Ferran Barrachina, Bruna Paulsen, Alexander D Noblett, Christian C Kramme
OBJECTIVE: Despite the substantial impact that menopause has on women’s health, there are
few available methods of treatment, with the most popular being those that treat only specific
symptoms and hormone replacement therapy (HRT), which has limited efficacy and safety. In
this study, we detail the development of a steroidogenic and hormone responsive subdermal
ovarian implant that aims to treat menopause by integrating into native signalling pathways and
restoring hormonal balance.
MATERIALS AND METHODS: First, a set of allogeneic ovarian-like cell lines were
generated using transcription factor (TF)-directed differentiation of human induced pluripotent
stem cells (hiPSCs). Candidate clones were screened for hormone responsiveness following
exposure to follicle stimulating hormone (FSH) and androstenedione (A4) by measuring
estradiol (E2) and progesterone (P4) secretion via ELISAs. After identification of a lead clone,
parallel differentiation experiments were performed with the addition of different factors, such as
IGF1, Wnt3a, BMP4, and bFGF, to optimize hormone secretion. Next, cells were encapsulated in
an alginate matrix using a microencapsulation device and assessed for long-term viability using
live/dead staining and hormone production using qPCR analysis of CYP17A1 and CYP19A1 and
E2 and P4 ELISAs. To establish an androgen source for this implant, pure A4 crystals were
generated, embedded in a matrix, and A4 release was evaluated via ELISA. Finally, encapsulated
cells and A4 crystals were loaded into a 3D printed porous resin implant, E2 and P4 release from
the implant was assessed using ELISAs, and the immunogenicity of the implant biomaterials was
evaluated by assessing immune cell activation and measuring cytokine release.

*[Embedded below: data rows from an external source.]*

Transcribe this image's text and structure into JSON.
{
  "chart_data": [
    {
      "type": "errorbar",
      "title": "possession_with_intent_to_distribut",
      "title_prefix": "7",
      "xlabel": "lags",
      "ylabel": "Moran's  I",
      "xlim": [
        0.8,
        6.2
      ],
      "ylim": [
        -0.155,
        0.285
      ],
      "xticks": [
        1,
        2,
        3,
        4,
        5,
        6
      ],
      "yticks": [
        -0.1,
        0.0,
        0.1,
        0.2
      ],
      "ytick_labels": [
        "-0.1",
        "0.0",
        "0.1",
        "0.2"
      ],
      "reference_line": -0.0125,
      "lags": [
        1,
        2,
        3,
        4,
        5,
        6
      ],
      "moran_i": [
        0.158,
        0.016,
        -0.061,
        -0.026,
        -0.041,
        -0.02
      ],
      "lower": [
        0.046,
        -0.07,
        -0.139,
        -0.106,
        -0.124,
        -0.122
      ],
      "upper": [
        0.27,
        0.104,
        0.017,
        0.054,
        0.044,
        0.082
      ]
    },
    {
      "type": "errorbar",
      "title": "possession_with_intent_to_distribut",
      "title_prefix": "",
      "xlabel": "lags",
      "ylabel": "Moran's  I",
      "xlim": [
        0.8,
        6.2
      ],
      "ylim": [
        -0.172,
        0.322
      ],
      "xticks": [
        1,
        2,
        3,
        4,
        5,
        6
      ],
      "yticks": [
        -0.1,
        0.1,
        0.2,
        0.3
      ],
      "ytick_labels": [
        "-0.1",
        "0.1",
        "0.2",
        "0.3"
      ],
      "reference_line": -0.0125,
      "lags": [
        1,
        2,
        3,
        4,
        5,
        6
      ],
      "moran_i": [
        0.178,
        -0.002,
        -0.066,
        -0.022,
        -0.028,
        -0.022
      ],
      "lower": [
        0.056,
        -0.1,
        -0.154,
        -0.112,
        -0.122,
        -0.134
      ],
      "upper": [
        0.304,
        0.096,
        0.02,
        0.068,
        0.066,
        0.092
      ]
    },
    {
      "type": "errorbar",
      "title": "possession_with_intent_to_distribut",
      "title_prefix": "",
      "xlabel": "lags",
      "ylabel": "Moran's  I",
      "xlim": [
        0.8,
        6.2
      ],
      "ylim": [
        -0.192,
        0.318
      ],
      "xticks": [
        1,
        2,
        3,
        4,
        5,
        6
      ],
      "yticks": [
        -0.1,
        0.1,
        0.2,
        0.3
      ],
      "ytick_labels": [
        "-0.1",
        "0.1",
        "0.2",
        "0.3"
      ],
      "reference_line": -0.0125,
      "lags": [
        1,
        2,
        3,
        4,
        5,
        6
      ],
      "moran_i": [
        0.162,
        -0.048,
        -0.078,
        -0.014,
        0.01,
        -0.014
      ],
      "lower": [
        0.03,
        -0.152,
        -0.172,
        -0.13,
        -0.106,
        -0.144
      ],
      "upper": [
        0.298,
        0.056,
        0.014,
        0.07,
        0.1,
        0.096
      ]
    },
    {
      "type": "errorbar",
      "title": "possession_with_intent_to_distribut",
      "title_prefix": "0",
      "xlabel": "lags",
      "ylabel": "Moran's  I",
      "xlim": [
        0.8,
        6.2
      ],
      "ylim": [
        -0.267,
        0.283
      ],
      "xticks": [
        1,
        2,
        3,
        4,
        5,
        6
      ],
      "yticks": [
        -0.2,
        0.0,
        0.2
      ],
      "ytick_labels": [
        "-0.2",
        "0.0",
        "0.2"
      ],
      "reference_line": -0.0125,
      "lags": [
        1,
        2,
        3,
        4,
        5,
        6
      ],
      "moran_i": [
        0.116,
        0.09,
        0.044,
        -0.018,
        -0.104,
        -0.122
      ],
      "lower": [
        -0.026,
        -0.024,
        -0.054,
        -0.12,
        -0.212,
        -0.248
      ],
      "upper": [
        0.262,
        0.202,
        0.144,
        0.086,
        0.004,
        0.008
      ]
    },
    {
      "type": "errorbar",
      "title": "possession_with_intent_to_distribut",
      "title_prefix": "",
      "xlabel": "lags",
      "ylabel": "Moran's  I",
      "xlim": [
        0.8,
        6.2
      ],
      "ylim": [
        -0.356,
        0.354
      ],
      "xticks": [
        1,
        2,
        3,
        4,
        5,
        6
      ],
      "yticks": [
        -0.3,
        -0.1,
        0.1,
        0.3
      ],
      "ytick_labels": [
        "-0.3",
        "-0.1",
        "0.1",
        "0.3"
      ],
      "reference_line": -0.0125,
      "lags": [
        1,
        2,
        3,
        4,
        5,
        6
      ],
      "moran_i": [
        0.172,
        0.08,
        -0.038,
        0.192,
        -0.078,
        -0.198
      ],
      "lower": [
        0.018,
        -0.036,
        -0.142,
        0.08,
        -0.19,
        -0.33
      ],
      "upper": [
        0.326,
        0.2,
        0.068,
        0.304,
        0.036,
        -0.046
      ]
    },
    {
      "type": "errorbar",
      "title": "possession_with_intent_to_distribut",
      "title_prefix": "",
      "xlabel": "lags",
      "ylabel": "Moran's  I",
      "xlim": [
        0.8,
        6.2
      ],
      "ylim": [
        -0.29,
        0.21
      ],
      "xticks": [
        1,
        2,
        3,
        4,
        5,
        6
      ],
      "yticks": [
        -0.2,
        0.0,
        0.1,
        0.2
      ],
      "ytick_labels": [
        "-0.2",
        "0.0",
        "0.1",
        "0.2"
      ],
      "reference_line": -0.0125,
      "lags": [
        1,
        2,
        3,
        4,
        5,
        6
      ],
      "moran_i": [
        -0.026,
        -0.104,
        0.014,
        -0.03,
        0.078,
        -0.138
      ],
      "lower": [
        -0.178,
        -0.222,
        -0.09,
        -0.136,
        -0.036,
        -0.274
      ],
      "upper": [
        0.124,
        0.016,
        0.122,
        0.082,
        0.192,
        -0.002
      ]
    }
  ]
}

RESULTS: The ovarian-like cell lead clone GTO-101 was selected based on the highest level of
E2 and P4 secretion in response to FSH and A4, and the differentiation conditions optimized
based on hormone secretion were selected for downstream development. Live/dead staining of
encapsulated cells, qPCR analysis, and E2 and P4 ELISAs showed that cells retained both
viability and functionality following encapsulation in the alginate matrix. Next, pure A4 crystals
were generated and embedded in a matrix, and analysis of A4 release by ELISA demonstrated
slow controlled release. After integrating the encapsulated cells and A4 crystals into the
prototype implant, analysis of hormone secretion demonstrated that cells within the implant
retained functionality, based on the production E2 and P4 in response to FSH challenge;
meanwhile, in vitro immune response assays demonstrated the biocompatibility of implant
biomaterials.
CONCLUSIONS: Collectively, these data demonstrate the successful generation of a
steroidogenic ovarian implant consisting of alginate encapsulated allogeneic ovarian-like cells.
As the in vitro results show efficacy and non-immunogenicity, the next stages in development
will include pilot in vivo studies to evaluate the safety and longevity of the implant.
IMPACT STATEMENT: This study details the generation of a steroidogenic and hormone
responsive ovarian implant for the treatment of menopause.